Ulrikke Eleonore Sigwardt Greve (1868–1951) was a leading Norwegian textile artist in the early 20th-century, excelling in tapestry work. In 1900, she was appointed director of the weaving school at the National Museum of Decorative Arts (Nordenfjeldske Kunstindustrimuseum) in Trondheim. From 1905, she taught and produced rugs in the establishment she opened in Oslo. Some were her own creations, others were from designs by artists including Gerhard Munthe and Arne Kavli. Her works can be seen in Oslo City Hall (the Harald Hardråde tapestry) and in museums including the National Museum of Norway.

==Biography==
Born on 26 May 1868 in Vang Municipality in Hedmark county, Ulrikke Eleonore Sigwardt Greve was the daughter of the hospital director Mathias Sigwardt Greve (1832–1912) and Blanca Olivia Juell (1836–1918). She was the sister of the architect Bredo Greve and the writer Signe Greve Dal. In 1895, she married the pharmacist Carl Mathias Ulstrup Dahle but the marriage was dissolved in 1902.
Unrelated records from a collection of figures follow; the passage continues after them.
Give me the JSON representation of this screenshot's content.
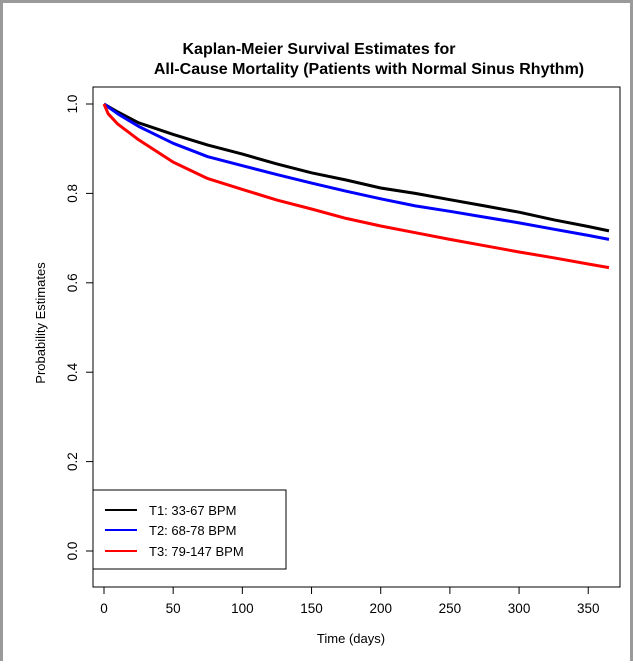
{
  "chart_data": {
    "type": "line",
    "title": [
      "Kaplan-Meier Survival Estimates for",
      "All-Cause Mortality (Patients with Normal Sinus Rhythm)"
    ],
    "xlabel": "Time (days)",
    "ylabel": "Probability Estimates",
    "xlim": [
      0,
      365
    ],
    "ylim": [
      0,
      1
    ],
    "x_ticks": [
      0,
      50,
      100,
      150,
      200,
      250,
      300,
      350
    ],
    "y_ticks": [
      0.0,
      0.2,
      0.4,
      0.6,
      0.8,
      1.0
    ],
    "y_tick_labels": [
      "0.0",
      "0.2",
      "0.4",
      "0.6",
      "0.8",
      "1.0"
    ],
    "grid": false,
    "legend_position": "bottom-left",
    "series": [
      {
        "name": "T1: 33-67 BPM",
        "color": "#000000",
        "x": [
          0,
          10,
          25,
          50,
          75,
          100,
          125,
          150,
          175,
          200,
          225,
          250,
          275,
          300,
          325,
          350,
          365
        ],
        "y": [
          1.0,
          0.982,
          0.958,
          0.932,
          0.908,
          0.888,
          0.866,
          0.846,
          0.83,
          0.812,
          0.8,
          0.786,
          0.772,
          0.758,
          0.741,
          0.726,
          0.716
        ]
      },
      {
        "name": "T2: 68-78 BPM",
        "color": "#0000ff",
        "x": [
          0,
          10,
          25,
          50,
          75,
          100,
          125,
          150,
          175,
          200,
          225,
          250,
          275,
          300,
          325,
          350,
          365
        ],
        "y": [
          1.0,
          0.978,
          0.95,
          0.912,
          0.882,
          0.862,
          0.842,
          0.823,
          0.805,
          0.788,
          0.772,
          0.76,
          0.747,
          0.734,
          0.72,
          0.706,
          0.697
        ]
      },
      {
        "name": "T3: 79-147 BPM",
        "color": "#ff0000",
        "x": [
          0,
          3,
          10,
          25,
          50,
          75,
          100,
          125,
          150,
          175,
          200,
          225,
          250,
          275,
          300,
          325,
          350,
          365
        ],
        "y": [
          1.0,
          0.978,
          0.955,
          0.92,
          0.87,
          0.833,
          0.809,
          0.785,
          0.765,
          0.744,
          0.727,
          0.712,
          0.697,
          0.683,
          0.669,
          0.656,
          0.642,
          0.634
        ]
      }
    ]
  }
}
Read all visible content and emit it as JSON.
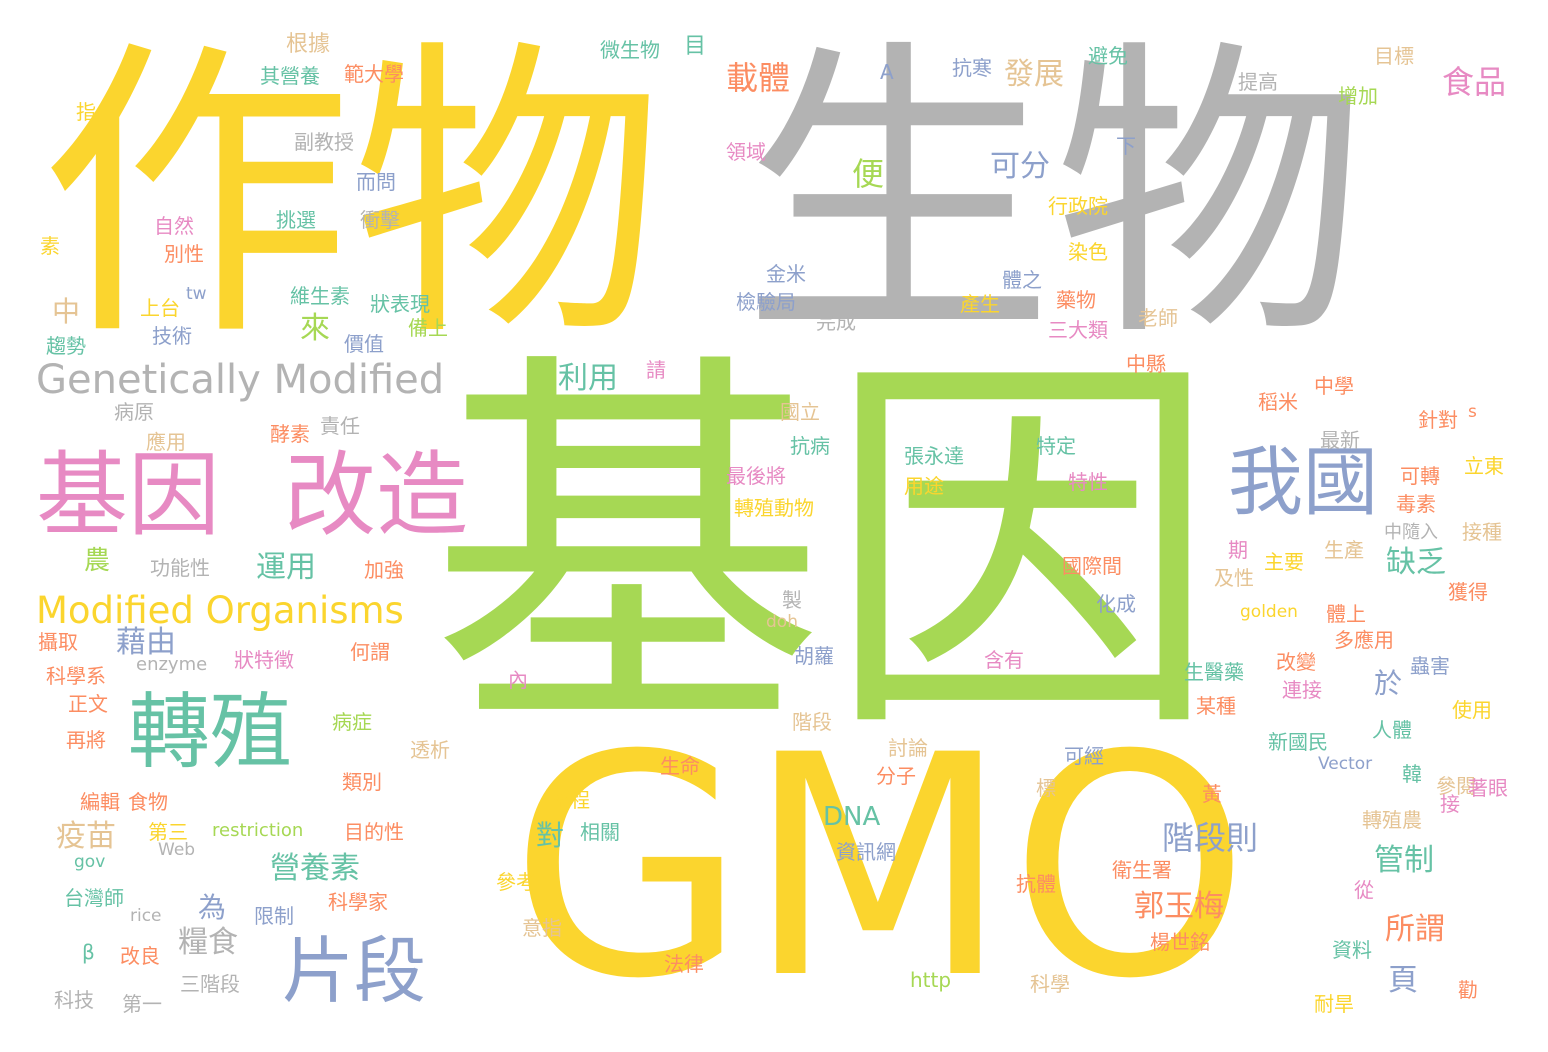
{
  "palette": {
    "yellow": "#fbd52e",
    "green": "#a6d854",
    "gray": "#b3b3b3",
    "pink": "#e78ac3",
    "blue": "#8da0cb",
    "teal": "#66c2a5",
    "orange": "#fc8d62",
    "tan": "#e5c494"
  },
  "words": [
    {
      "text": "作物",
      "color": "yellow"
    },
    {
      "text": "生物",
      "color": "gray"
    },
    {
      "text": "基因",
      "color": "green"
    },
    {
      "text": "GMO",
      "color": "yellow"
    },
    {
      "text": "基因",
      "color": "pink"
    },
    {
      "text": "改造",
      "color": "pink"
    },
    {
      "text": "我國",
      "color": "blue"
    },
    {
      "text": "Genetically Modified",
      "color": "gray"
    },
    {
      "text": "Modified Organisms",
      "color": "yellow"
    },
    {
      "text": "轉殖",
      "color": "teal"
    },
    {
      "text": "片段",
      "color": "blue"
    },
    {
      "text": "載體",
      "color": "orange"
    },
    {
      "text": "發展",
      "color": "tan"
    },
    {
      "text": "食品",
      "color": "pink"
    },
    {
      "text": "可分",
      "color": "blue"
    },
    {
      "text": "便",
      "color": "green"
    },
    {
      "text": "利用",
      "color": "teal"
    },
    {
      "text": "來",
      "color": "green"
    },
    {
      "text": "運用",
      "color": "teal"
    },
    {
      "text": "藉由",
      "color": "blue"
    },
    {
      "text": "農",
      "color": "green"
    },
    {
      "text": "中",
      "color": "tan"
    },
    {
      "text": "缺乏",
      "color": "teal"
    },
    {
      "text": "於",
      "color": "blue"
    },
    {
      "text": "DNA",
      "color": "teal"
    },
    {
      "text": "階段則",
      "color": "blue"
    },
    {
      "text": "營養素",
      "color": "teal"
    },
    {
      "text": "郭玉梅",
      "color": "orange"
    },
    {
      "text": "管制",
      "color": "teal"
    },
    {
      "text": "所謂",
      "color": "orange"
    },
    {
      "text": "頁",
      "color": "blue"
    },
    {
      "text": "疫苗",
      "color": "tan"
    },
    {
      "text": "對",
      "color": "teal"
    },
    {
      "text": "為",
      "color": "blue"
    },
    {
      "text": "糧食",
      "color": "gray"
    },
    {
      "text": "根據",
      "color": "tan"
    },
    {
      "text": "其營養",
      "color": "teal"
    },
    {
      "text": "範大學",
      "color": "orange"
    },
    {
      "text": "微生物",
      "color": "teal"
    },
    {
      "text": "目",
      "color": "teal"
    },
    {
      "text": "A",
      "color": "blue"
    },
    {
      "text": "抗寒",
      "color": "blue"
    },
    {
      "text": "避免",
      "color": "teal"
    },
    {
      "text": "提高",
      "color": "gray"
    },
    {
      "text": "目標",
      "color": "tan"
    },
    {
      "text": "增加",
      "color": "green"
    },
    {
      "text": "指",
      "color": "yellow"
    },
    {
      "text": "副教授",
      "color": "gray"
    },
    {
      "text": "領域",
      "color": "pink"
    },
    {
      "text": "下",
      "color": "blue"
    },
    {
      "text": "而問",
      "color": "blue"
    },
    {
      "text": "自然",
      "color": "pink"
    },
    {
      "text": "挑選",
      "color": "teal"
    },
    {
      "text": "衝擊",
      "color": "gray"
    },
    {
      "text": "行政院",
      "color": "yellow"
    },
    {
      "text": "素",
      "color": "yellow"
    },
    {
      "text": "別性",
      "color": "orange"
    },
    {
      "text": "染色",
      "color": "yellow"
    },
    {
      "text": "上台",
      "color": "yellow"
    },
    {
      "text": "tw",
      "color": "blue"
    },
    {
      "text": "維生素",
      "color": "teal"
    },
    {
      "text": "狀表現",
      "color": "teal"
    },
    {
      "text": "金米",
      "color": "blue"
    },
    {
      "text": "體之",
      "color": "blue"
    },
    {
      "text": "檢驗局",
      "color": "blue"
    },
    {
      "text": "產生",
      "color": "yellow"
    },
    {
      "text": "藥物",
      "color": "orange"
    },
    {
      "text": "技術",
      "color": "blue"
    },
    {
      "text": "備上",
      "color": "green"
    },
    {
      "text": "完成",
      "color": "gray"
    },
    {
      "text": "三大類",
      "color": "pink"
    },
    {
      "text": "老師",
      "color": "tan"
    },
    {
      "text": "趨勢",
      "color": "teal"
    },
    {
      "text": "價值",
      "color": "blue"
    },
    {
      "text": "中縣",
      "color": "orange"
    },
    {
      "text": "請",
      "color": "pink"
    },
    {
      "text": "稻米",
      "color": "orange"
    },
    {
      "text": "中學",
      "color": "orange"
    },
    {
      "text": "病原",
      "color": "gray"
    },
    {
      "text": "責任",
      "color": "gray"
    },
    {
      "text": "國立",
      "color": "tan"
    },
    {
      "text": "最新",
      "color": "gray"
    },
    {
      "text": "針對",
      "color": "orange"
    },
    {
      "text": "s",
      "color": "orange"
    },
    {
      "text": "應用",
      "color": "tan"
    },
    {
      "text": "酵素",
      "color": "orange"
    },
    {
      "text": "抗病",
      "color": "teal"
    },
    {
      "text": "張永達",
      "color": "teal"
    },
    {
      "text": "特定",
      "color": "teal"
    },
    {
      "text": "特性",
      "color": "pink"
    },
    {
      "text": "可轉",
      "color": "orange"
    },
    {
      "text": "立東",
      "color": "yellow"
    },
    {
      "text": "最後將",
      "color": "pink"
    },
    {
      "text": "用途",
      "color": "yellow"
    },
    {
      "text": "毒素",
      "color": "orange"
    },
    {
      "text": "轉殖動物",
      "color": "yellow"
    },
    {
      "text": "中隨入",
      "color": "gray"
    },
    {
      "text": "接種",
      "color": "tan"
    },
    {
      "text": "功能性",
      "color": "gray"
    },
    {
      "text": "加強",
      "color": "orange"
    },
    {
      "text": "國際間",
      "color": "orange"
    },
    {
      "text": "期",
      "color": "pink"
    },
    {
      "text": "主要",
      "color": "yellow"
    },
    {
      "text": "生產",
      "color": "tan"
    },
    {
      "text": "及性",
      "color": "tan"
    },
    {
      "text": "獲得",
      "color": "orange"
    },
    {
      "text": "製",
      "color": "gray"
    },
    {
      "text": "golden",
      "color": "yellow"
    },
    {
      "text": "體上",
      "color": "orange"
    },
    {
      "text": "doh",
      "color": "tan"
    },
    {
      "text": "化成",
      "color": "blue"
    },
    {
      "text": "多應用",
      "color": "orange"
    },
    {
      "text": "攝取",
      "color": "orange"
    },
    {
      "text": "enzyme",
      "color": "gray"
    },
    {
      "text": "狀特徵",
      "color": "pink"
    },
    {
      "text": "何謂",
      "color": "orange"
    },
    {
      "text": "胡蘿",
      "color": "blue"
    },
    {
      "text": "含有",
      "color": "pink"
    },
    {
      "text": "改變",
      "color": "orange"
    },
    {
      "text": "蟲害",
      "color": "blue"
    },
    {
      "text": "科學系",
      "color": "orange"
    },
    {
      "text": "正文",
      "color": "orange"
    },
    {
      "text": "內",
      "color": "pink"
    },
    {
      "text": "生醫藥",
      "color": "teal"
    },
    {
      "text": "連接",
      "color": "pink"
    },
    {
      "text": "病症",
      "color": "green"
    },
    {
      "text": "再將",
      "color": "orange"
    },
    {
      "text": "階段",
      "color": "tan"
    },
    {
      "text": "某種",
      "color": "orange"
    },
    {
      "text": "使用",
      "color": "yellow"
    },
    {
      "text": "透析",
      "color": "tan"
    },
    {
      "text": "討論",
      "color": "tan"
    },
    {
      "text": "新國民",
      "color": "teal"
    },
    {
      "text": "人體",
      "color": "teal"
    },
    {
      "text": "類別",
      "color": "orange"
    },
    {
      "text": "生命",
      "color": "orange"
    },
    {
      "text": "分子",
      "color": "orange"
    },
    {
      "text": "可經",
      "color": "blue"
    },
    {
      "text": "Vector",
      "color": "blue"
    },
    {
      "text": "韓",
      "color": "teal"
    },
    {
      "text": "參閱",
      "color": "tan"
    },
    {
      "text": "編輯",
      "color": "orange"
    },
    {
      "text": "食物",
      "color": "orange"
    },
    {
      "text": "標",
      "color": "tan"
    },
    {
      "text": "著眼",
      "color": "pink"
    },
    {
      "text": "歷程",
      "color": "yellow"
    },
    {
      "text": "黃",
      "color": "orange"
    },
    {
      "text": "接",
      "color": "pink"
    },
    {
      "text": "第三",
      "color": "yellow"
    },
    {
      "text": "restriction",
      "color": "green"
    },
    {
      "text": "目的性",
      "color": "orange"
    },
    {
      "text": "相關",
      "color": "teal"
    },
    {
      "text": "轉殖農",
      "color": "tan"
    },
    {
      "text": "gov",
      "color": "teal"
    },
    {
      "text": "Web",
      "color": "gray"
    },
    {
      "text": "資訊網",
      "color": "blue"
    },
    {
      "text": "衛生署",
      "color": "orange"
    },
    {
      "text": "台灣師",
      "color": "teal"
    },
    {
      "text": "科學家",
      "color": "orange"
    },
    {
      "text": "參考",
      "color": "yellow"
    },
    {
      "text": "抗體",
      "color": "orange"
    },
    {
      "text": "從",
      "color": "pink"
    },
    {
      "text": "rice",
      "color": "gray"
    },
    {
      "text": "限制",
      "color": "blue"
    },
    {
      "text": "意指",
      "color": "tan"
    },
    {
      "text": "楊世銘",
      "color": "orange"
    },
    {
      "text": "β",
      "color": "teal"
    },
    {
      "text": "改良",
      "color": "orange"
    },
    {
      "text": "三階段",
      "color": "gray"
    },
    {
      "text": "法律",
      "color": "orange"
    },
    {
      "text": "資料",
      "color": "teal"
    },
    {
      "text": "科技",
      "color": "gray"
    },
    {
      "text": "第一",
      "color": "gray"
    },
    {
      "text": "http",
      "color": "green"
    },
    {
      "text": "科學",
      "color": "tan"
    },
    {
      "text": "耐旱",
      "color": "yellow"
    },
    {
      "text": "勸",
      "color": "orange"
    }
  ]
}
Ulrikke Greve was raised in a well-to-do culturally-oriented home. Her father, a medical doctor who later headed the National Hospital, had founded Norway's first handicraft school in Hamar in 1875. She graduated as a pharmacist in 1892 but turned to decorative weaving, receiving instruction from Augusta Christensen. Soon one of the country's best weavers, she taught in rural Nordfjord until she was invited in 1900 to head the weaving school at the Arts and Crafts Museum in Trondheim. After undergoing further training in Copenhagen, she led the school to prominence in 1904 when 17 tapestries were produced. They won gold medals at the world's fairs in St. Louis (1904) and Liège (1905).
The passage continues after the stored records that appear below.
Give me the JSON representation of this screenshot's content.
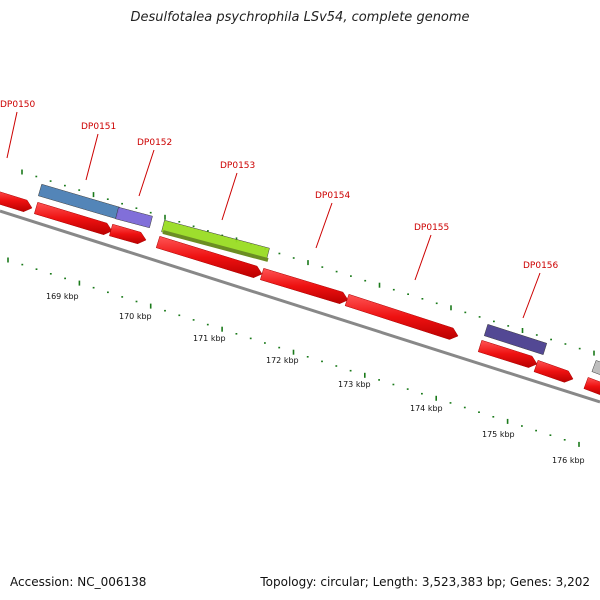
{
  "title": "Desulfotalea psychrophila LSv54, complete genome",
  "footer": {
    "accession": "Accession: NC_006138",
    "summary": "Topology: circular; Length: 3,523,383 bp; Genes: 3,202"
  },
  "genes": [
    {
      "id": "DP0150",
      "label": "DP0150"
    },
    {
      "id": "DP0151",
      "label": "DP0151"
    },
    {
      "id": "DP0152",
      "label": "DP0152"
    },
    {
      "id": "DP0153",
      "label": "DP0153"
    },
    {
      "id": "DP0154",
      "label": "DP0154"
    },
    {
      "id": "DP0155",
      "label": "DP0155"
    },
    {
      "id": "DP0156",
      "label": "DP0156"
    }
  ],
  "kbp_ticks": [
    "169 kbp",
    "170 kbp",
    "171 kbp",
    "172 kbp",
    "173 kbp",
    "174 kbp",
    "175 kbp",
    "176 kbp"
  ],
  "colors": {
    "cds": "#ee1111",
    "backbone": "#888888",
    "tick": "#1a7a1a",
    "label": "#cc0000",
    "cog_blue": "#4a7fb5",
    "cog_violet": "#7b68d8",
    "cog_lime": "#99dd22",
    "cog_olive": "#6b8e23",
    "cog_indigo": "#4a3f8f",
    "cog_grey": "#bbbbbb"
  }
}
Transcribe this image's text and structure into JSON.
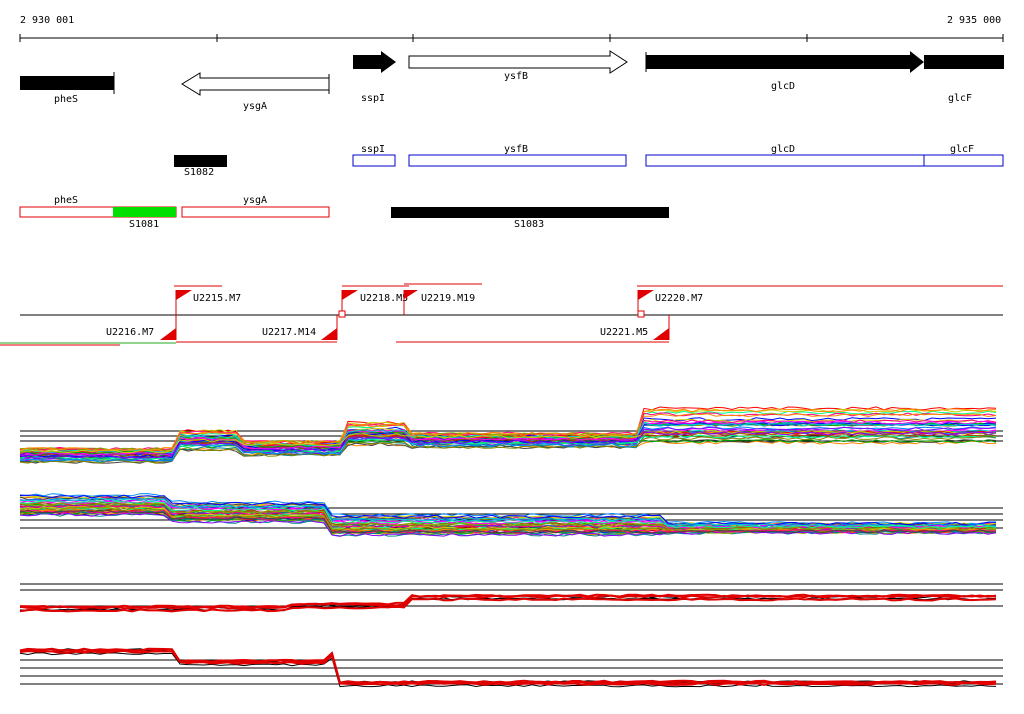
{
  "ruler": {
    "start_label": "2 930 001",
    "end_label": "2 935 000"
  },
  "genes_top": [
    {
      "label": "pheS",
      "strand": "none",
      "fill": "black"
    },
    {
      "label": "ysgA",
      "strand": "reverse",
      "fill": "white"
    },
    {
      "label": "sspI",
      "strand": "forward",
      "fill": "black"
    },
    {
      "label": "ysfB",
      "strand": "forward",
      "fill": "white"
    },
    {
      "label": "glcD",
      "strand": "forward",
      "fill": "black"
    },
    {
      "label": "glcF",
      "strand": "none",
      "fill": "black"
    }
  ],
  "boxes_blue": [
    "sspI",
    "ysfB",
    "glcD",
    "glcF"
  ],
  "s_features": [
    {
      "label": "S1082",
      "color": "#000000"
    },
    {
      "label": "S1081",
      "color": "#00e000"
    },
    {
      "label": "S1083",
      "color": "#000000"
    }
  ],
  "boxes_red": [
    "pheS",
    "ysgA"
  ],
  "tss_forward": [
    "U2215.M7",
    "U2218.M5",
    "U2219.M19",
    "U2220.M7"
  ],
  "tss_reverse": [
    "U2216.M7",
    "U2217.M14",
    "U2221.M5"
  ],
  "colors": {
    "black": "#000000",
    "blue": "#0000cc",
    "red": "#e00000",
    "green": "#00e000"
  }
}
In 1905, she moved to Christiania where she founded her own school, Norsk Kunstvæv, which proved very popular. She developed her own manufacturing facilities, producing rugs designed by famous artists in addition to those she designed herself. She gained a reputation as an outstanding proponent of weaver-artist collaboration, thanks to her expertise in regard to yarn, colours and technique. Her most important work Blaa skog was the result of her collaboration with Arne Kavli which bordered on Impressionism, transforming Norway's traditional weaving designs into the world of contemporary art.
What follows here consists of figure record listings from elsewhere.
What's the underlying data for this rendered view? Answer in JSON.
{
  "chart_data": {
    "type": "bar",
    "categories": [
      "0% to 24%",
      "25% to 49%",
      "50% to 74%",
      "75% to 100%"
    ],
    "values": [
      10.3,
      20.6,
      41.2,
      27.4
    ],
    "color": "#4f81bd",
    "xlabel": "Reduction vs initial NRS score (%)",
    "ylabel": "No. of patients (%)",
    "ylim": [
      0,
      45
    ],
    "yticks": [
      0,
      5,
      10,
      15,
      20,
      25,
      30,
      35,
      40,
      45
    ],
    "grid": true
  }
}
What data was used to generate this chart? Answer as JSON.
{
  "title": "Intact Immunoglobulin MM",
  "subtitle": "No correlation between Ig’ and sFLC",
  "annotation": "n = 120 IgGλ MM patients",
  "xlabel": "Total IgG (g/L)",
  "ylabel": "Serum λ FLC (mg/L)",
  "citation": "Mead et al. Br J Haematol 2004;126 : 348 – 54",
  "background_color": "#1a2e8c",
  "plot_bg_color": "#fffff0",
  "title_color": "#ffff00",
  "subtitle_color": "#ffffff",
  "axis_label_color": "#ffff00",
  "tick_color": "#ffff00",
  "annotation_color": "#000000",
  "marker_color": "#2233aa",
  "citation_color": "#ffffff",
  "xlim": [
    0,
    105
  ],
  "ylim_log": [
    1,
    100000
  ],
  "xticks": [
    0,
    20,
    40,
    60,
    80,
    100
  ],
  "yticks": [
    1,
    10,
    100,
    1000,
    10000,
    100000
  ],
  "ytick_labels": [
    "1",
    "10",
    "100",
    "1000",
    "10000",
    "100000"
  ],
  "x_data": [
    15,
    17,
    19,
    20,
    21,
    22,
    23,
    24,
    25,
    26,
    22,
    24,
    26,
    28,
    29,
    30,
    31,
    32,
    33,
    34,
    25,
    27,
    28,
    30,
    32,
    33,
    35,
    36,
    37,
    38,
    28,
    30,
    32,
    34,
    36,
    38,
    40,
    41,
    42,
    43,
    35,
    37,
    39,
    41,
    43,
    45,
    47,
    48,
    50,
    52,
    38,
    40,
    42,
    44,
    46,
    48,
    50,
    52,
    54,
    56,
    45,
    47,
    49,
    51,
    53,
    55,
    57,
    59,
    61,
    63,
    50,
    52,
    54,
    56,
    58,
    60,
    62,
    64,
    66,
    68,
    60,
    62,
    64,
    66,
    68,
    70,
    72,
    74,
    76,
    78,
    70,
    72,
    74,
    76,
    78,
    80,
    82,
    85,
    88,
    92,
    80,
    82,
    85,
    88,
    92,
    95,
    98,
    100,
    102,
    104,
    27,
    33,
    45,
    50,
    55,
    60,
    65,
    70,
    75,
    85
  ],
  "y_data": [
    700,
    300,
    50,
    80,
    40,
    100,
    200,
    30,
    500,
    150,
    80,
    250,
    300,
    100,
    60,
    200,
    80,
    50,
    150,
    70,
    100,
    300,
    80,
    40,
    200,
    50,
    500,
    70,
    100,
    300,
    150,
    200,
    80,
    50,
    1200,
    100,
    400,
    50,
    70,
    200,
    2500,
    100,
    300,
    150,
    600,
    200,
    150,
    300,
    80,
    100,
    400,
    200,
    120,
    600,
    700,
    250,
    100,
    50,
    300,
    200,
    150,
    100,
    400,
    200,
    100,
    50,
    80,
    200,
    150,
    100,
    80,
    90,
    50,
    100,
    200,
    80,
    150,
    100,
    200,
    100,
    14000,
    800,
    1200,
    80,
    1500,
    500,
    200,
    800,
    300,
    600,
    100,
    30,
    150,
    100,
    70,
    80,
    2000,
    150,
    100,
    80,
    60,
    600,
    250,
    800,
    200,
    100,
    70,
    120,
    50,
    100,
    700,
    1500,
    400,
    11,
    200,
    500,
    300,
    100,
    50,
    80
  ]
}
Her last major work was the creation of tapestries for the Oslo City Hall, in particular her Harald Hardråde tapestry (1937) based on a small drawing she had discovered. Further work in collaboration with Axel Revold proved increasingly unnerving as she found it difficult to comply with his wishes. On completion of this assignment, she withdrew from weaving. Ulrikke Greve died in Oslo on 2 April 1951.